Change detection of urban extents is now a very important topic for urban remote sensing mapping at regional and global scales. Indeed, since more and more single-date and global data sets are becoming available, change detection of urban areas is feasible. However, so far it ahs been focused on binary changes, i.e. changes that affect (either positively or negatively) the urban area extents, by considering new urbanized areas or zones given back to the natural environment.

This work aims at providing a few preliminary results of a more accurate analysis, where the density of built-up areas, and the change from low-rise to high-rise buildings (and vice versa) is also considered. The rationale for this analysis is that these situation correspond to change that mostly go unnoticed when urban extents only are considered. Still, these changes are extremely important to understand phenomena related to change in population density, leading often to overcrowding effects, and subsequently to risk management issues.
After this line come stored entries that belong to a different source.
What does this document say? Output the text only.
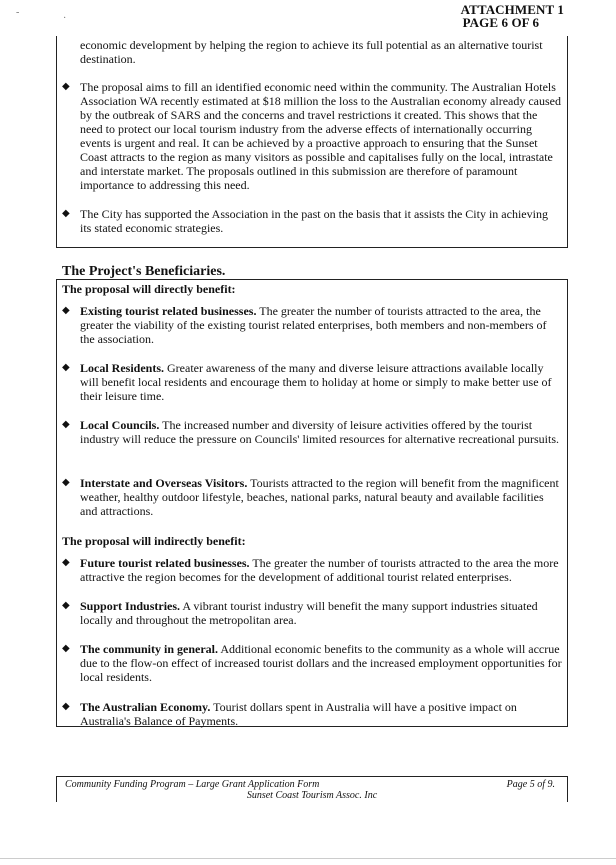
-
·
ATTACHMENT 1
PAGE 6 OF 6
economic development by helping the region to achieve its full potential as an alternative tourist destination.
◆
The proposal aims to fill an identified economic need within the community. The Australian Hotels Association WA recently estimated at $18 million the loss to the Australian economy already caused by the outbreak of SARS and the concerns and travel restrictions it created. This shows that the need to protect our local tourism industry from the adverse effects of internationally occurring events is urgent and real. It can be achieved by a proactive approach to ensuring that the Sunset Coast attracts to the region as many visitors as possible and capitalises fully on the local, intrastate and interstate market. The proposals outlined in this submission are therefore of paramount importance to addressing this need.
◆
The City has supported the Association in the past on the basis that it assists the City in achieving its stated economic strategies.
The Project's Beneficiaries.
The proposal will directly benefit:
◆
Existing tourist related businesses. The greater the number of tourists attracted to the area, the greater the viability of the existing tourist related enterprises, both members and non-members of the association.
◆
Local Residents. Greater awareness of the many and diverse leisure attractions available locally will benefit local residents and encourage them to holiday at home or simply to make better use of their leisure time.
◆
Local Councils. The increased number and diversity of leisure activities offered by the tourist industry will reduce the pressure on Councils' limited resources for alternative recreational pursuits.
◆
Interstate and Overseas Visitors. Tourists attracted to the region will benefit from the magnificent weather, healthy outdoor lifestyle, beaches, national parks, natural beauty and available facilities and attractions.
The proposal will indirectly benefit:
◆
Future tourist related businesses. The greater the number of tourists attracted to the area the more attractive the region becomes for the development of additional tourist related enterprises.
◆
Support Industries. A vibrant tourist industry will benefit the many support industries situated locally and throughout the metropolitan area.
◆
The community in general. Additional economic benefits to the community as a whole will accrue due to the flow-on effect of increased tourist dollars and the increased employment opportunities for local residents.
◆
The Australian Economy. Tourist dollars spent in Australia will have a positive impact on Australia's Balance of Payments.
Community Funding Program – Large Grant Application Form	Page 5 of 9.
Sunset Coast Tourism Assoc. Inc
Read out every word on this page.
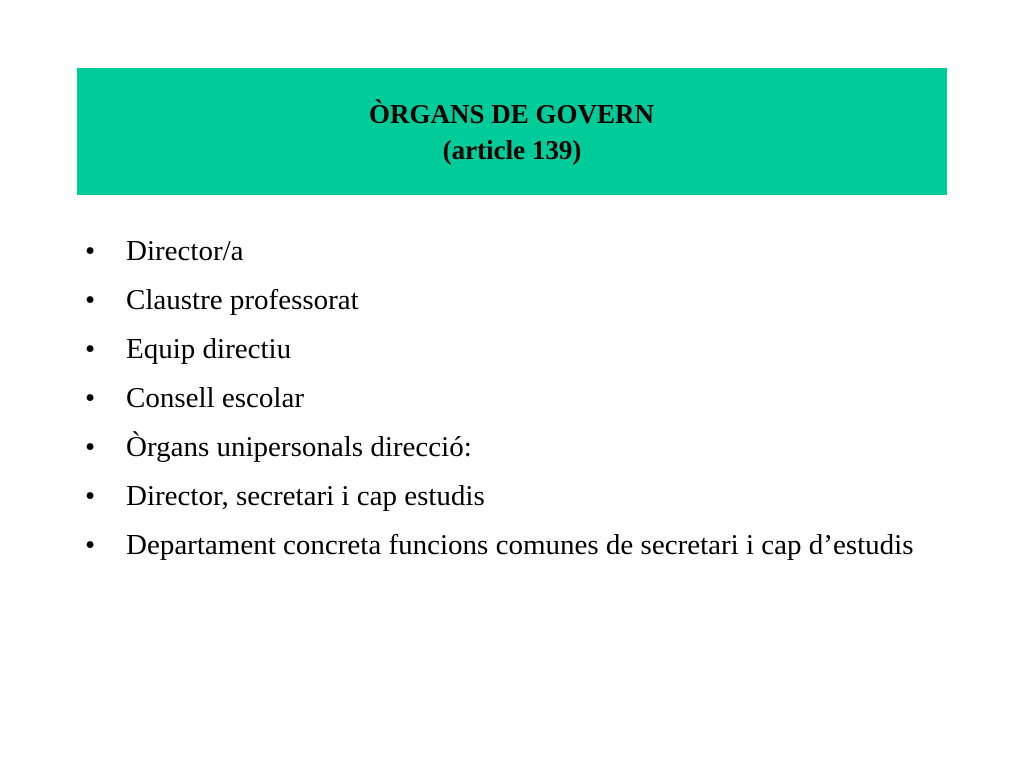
ÒRGANS DE GOVERN
(article 139)
•	Director/a
•	Claustre professorat
•	Equip directiu
•	Consell escolar
•	Òrgans unipersonals direcció:
•	Director, secretari i cap estudis
•	Departament concreta funcions comunes de secretari i cap d’estudis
To find a sound methodology and extract this more complex changes, we explore the use of SAR, and specifically polarimetric SAR, data, under the assumption that the electromagnetic field backscattered from built-up area is affected by the geometric properties of the illuminated structures, and therefore it is different according to the type of built-up elements located in a specific geographical area. Accordingly, a segmentation of the SAR image is first performed at the first date of thr temporal sequence to be analyzed, and then multiple polarimetric parameters (in addition to the backscattered intensity) are considered, to understand which are the parameters that are more useful to analyze to track not only 2D, but also 3D changes and density changes in urban areas.

The test area for this work is the city of Nanjing, and the data sets that were used are obtained from Radarsat-2 fully polarimetric images. A complete analysis of segmentation using different object size, applied to different polarimetric decomposition parameters, and validate using both positive and negative 2D and 3D changes in urban areas have been performed. They show that it is possible to extract a richer analysis for urban changes than the simple detection of changes in urban extents in a bi-dimensional sense. However, a clear and quantitative description of the 3D change is still to be obtained, and the methodology needs to be improved to reach this goal.